Mas, como somos obrigados pelas circunstâncias a usar o "mas" em função da sua imperativa existência na construção da realidade, fui obliterado de minhas faculdades, as que se fazem mister para quesitos onde o julgamento urge amparar-se nos fatos.

Eis, então, onde as águas incontroláveis do destino, que tem no acaso a única exigência para seguir em frente, imiscuíram-se no desenrolar desta trama, urdida por um artesão mui xistoso, aposto.

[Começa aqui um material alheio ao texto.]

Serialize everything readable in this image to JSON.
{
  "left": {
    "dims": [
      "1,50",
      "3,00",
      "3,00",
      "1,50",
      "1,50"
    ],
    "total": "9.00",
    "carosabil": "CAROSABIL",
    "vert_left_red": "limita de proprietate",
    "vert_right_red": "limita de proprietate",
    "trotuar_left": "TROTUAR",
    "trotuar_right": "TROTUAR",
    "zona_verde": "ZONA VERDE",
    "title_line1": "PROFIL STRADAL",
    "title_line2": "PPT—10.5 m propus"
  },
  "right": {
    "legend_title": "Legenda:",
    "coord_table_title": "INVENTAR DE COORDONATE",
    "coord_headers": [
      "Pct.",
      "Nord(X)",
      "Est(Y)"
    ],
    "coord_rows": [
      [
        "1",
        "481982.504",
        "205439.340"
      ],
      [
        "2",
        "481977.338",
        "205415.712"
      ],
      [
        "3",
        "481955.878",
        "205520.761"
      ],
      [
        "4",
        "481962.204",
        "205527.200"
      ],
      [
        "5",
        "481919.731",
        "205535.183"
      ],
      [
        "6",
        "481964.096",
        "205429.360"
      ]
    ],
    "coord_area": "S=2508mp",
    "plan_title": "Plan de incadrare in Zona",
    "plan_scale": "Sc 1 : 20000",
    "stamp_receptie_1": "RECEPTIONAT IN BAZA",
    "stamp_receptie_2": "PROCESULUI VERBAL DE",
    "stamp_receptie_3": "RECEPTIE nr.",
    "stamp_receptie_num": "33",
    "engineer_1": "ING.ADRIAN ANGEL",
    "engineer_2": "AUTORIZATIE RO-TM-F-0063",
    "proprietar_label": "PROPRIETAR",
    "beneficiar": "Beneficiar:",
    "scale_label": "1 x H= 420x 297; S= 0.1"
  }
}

Sozinhos naquele edifício que se fazia aos pedaços, metido no ermo de um endereço onde este era condição a tudo que lá se queria estabelecer, eu e Amanda, mulher que já exauri o dicionário da poesia que me falta e da prosa que me encara de soslaio, entendemos, num acordo tácito, os únicos sinceros, que havíamos chegado. E, quando se chega, é o fim. Por natureza e burocracia.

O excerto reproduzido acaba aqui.